I knocked quietly on the door. 

"Raphael...?" 

I didn't hear anything, not even a rustle.  

"Raphael, are you in there?" I asked, leaning closer to the door. I couldn't hear a thing. I turned the knob quietly, and pushed the door in a bit, thinking maybe he had fallen asleep. His room was empty, though. His briefcase had been thrown on his bed.

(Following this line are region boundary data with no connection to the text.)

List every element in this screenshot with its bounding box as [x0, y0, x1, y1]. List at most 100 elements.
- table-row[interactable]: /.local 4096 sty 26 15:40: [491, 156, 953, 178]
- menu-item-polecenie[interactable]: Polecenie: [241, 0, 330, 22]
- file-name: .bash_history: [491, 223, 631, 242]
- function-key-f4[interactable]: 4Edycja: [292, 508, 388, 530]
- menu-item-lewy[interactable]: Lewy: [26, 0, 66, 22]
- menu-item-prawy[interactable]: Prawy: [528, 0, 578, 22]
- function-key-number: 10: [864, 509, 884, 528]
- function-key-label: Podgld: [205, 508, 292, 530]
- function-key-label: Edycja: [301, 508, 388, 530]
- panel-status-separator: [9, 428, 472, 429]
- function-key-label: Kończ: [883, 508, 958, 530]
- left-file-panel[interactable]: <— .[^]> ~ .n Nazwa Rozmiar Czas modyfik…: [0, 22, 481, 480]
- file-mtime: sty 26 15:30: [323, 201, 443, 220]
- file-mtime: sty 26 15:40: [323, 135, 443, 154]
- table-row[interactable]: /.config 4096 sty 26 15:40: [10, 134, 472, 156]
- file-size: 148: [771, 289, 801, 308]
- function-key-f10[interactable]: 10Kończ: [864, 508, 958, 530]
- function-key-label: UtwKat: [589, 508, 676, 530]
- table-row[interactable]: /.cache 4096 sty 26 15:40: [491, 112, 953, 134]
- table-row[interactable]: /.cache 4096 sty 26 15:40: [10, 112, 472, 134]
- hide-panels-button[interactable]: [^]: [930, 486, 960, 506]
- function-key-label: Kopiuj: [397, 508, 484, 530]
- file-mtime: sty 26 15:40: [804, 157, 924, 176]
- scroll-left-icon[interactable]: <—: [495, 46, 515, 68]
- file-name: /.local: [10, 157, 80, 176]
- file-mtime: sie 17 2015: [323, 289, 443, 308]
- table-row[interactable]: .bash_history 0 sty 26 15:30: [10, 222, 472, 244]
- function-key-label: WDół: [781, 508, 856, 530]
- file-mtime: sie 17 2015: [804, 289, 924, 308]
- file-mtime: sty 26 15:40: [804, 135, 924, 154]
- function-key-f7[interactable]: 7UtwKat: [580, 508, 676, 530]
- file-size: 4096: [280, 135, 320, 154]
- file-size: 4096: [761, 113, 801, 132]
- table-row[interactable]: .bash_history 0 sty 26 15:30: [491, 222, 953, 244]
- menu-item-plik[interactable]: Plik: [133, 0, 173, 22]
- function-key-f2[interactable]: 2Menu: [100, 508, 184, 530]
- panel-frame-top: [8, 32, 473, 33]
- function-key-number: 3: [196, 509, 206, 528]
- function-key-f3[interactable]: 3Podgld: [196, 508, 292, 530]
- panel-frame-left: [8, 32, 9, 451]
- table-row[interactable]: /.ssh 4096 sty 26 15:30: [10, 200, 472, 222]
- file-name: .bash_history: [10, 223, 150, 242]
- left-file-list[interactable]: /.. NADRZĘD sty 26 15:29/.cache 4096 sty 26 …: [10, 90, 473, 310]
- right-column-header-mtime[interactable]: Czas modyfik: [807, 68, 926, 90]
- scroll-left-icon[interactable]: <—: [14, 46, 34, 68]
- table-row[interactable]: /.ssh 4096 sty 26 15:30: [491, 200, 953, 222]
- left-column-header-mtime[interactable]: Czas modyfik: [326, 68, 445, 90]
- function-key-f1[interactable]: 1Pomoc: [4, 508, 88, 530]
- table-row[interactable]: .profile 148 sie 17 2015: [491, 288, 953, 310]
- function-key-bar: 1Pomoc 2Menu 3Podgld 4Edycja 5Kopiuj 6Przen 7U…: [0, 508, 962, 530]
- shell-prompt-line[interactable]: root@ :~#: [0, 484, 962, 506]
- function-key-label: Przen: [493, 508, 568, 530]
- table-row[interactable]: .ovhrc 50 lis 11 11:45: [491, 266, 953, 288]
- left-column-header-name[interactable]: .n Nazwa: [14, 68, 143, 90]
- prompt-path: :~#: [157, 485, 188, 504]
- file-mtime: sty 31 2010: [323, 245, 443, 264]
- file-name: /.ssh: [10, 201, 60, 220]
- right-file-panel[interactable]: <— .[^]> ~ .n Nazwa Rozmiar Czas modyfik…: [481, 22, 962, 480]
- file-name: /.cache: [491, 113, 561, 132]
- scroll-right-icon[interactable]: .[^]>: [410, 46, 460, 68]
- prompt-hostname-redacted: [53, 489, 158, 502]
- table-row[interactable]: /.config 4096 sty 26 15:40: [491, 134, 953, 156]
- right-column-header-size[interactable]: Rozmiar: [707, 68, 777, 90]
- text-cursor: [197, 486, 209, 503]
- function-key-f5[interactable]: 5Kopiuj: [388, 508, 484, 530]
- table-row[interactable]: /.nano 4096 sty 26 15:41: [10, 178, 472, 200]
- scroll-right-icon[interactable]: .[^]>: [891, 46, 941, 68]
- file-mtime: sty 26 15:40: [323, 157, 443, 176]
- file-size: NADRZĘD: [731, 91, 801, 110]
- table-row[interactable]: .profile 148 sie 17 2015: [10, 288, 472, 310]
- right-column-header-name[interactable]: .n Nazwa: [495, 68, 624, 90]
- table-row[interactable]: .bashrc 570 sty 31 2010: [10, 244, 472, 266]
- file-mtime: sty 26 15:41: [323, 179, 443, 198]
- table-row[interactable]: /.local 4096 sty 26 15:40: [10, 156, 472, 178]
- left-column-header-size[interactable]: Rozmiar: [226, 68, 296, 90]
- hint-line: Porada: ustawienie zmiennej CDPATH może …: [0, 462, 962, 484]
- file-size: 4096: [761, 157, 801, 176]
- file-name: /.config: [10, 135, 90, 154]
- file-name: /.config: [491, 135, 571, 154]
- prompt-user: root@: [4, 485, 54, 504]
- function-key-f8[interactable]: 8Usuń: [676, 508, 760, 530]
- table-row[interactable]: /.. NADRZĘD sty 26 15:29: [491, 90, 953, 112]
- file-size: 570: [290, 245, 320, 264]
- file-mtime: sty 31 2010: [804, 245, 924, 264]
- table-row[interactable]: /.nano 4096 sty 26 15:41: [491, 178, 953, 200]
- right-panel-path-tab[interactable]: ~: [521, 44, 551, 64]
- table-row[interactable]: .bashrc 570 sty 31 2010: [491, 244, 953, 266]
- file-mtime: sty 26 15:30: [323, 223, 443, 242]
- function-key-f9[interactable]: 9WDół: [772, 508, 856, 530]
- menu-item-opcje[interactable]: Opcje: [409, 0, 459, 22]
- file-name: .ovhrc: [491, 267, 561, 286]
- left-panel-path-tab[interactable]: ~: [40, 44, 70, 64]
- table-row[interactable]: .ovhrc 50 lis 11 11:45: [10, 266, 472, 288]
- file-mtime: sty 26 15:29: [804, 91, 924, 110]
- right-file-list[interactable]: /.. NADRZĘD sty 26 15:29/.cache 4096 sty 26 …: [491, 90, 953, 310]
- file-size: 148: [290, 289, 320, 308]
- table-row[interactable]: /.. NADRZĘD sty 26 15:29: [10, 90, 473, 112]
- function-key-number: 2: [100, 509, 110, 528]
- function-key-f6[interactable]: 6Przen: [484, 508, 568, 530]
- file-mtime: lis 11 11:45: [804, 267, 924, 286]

I closed the door and made my way back down the stairwell. 

"Rapahel?" I called. "Raphael, I need to make us some dinner, I'm starving. What do you want?" I shouted throughout the house. Food usually lured him out no matter where he was. 

Silence. 

Time to bring out the big guns. 

"We could always order from Luciano's, if you want..." I offered, dangling his favorite Italian restaurant in his face. Still no reply. 

I began to be concerned as I went through the living room, into the kitchen, searching for him. Then, finally, the soft glow of a white button-down shirt caught my eye through the window of the back door. I went to it and saw Raphael sitting on the step of the back porch in the rain, still in his work clothes, his head in his hands.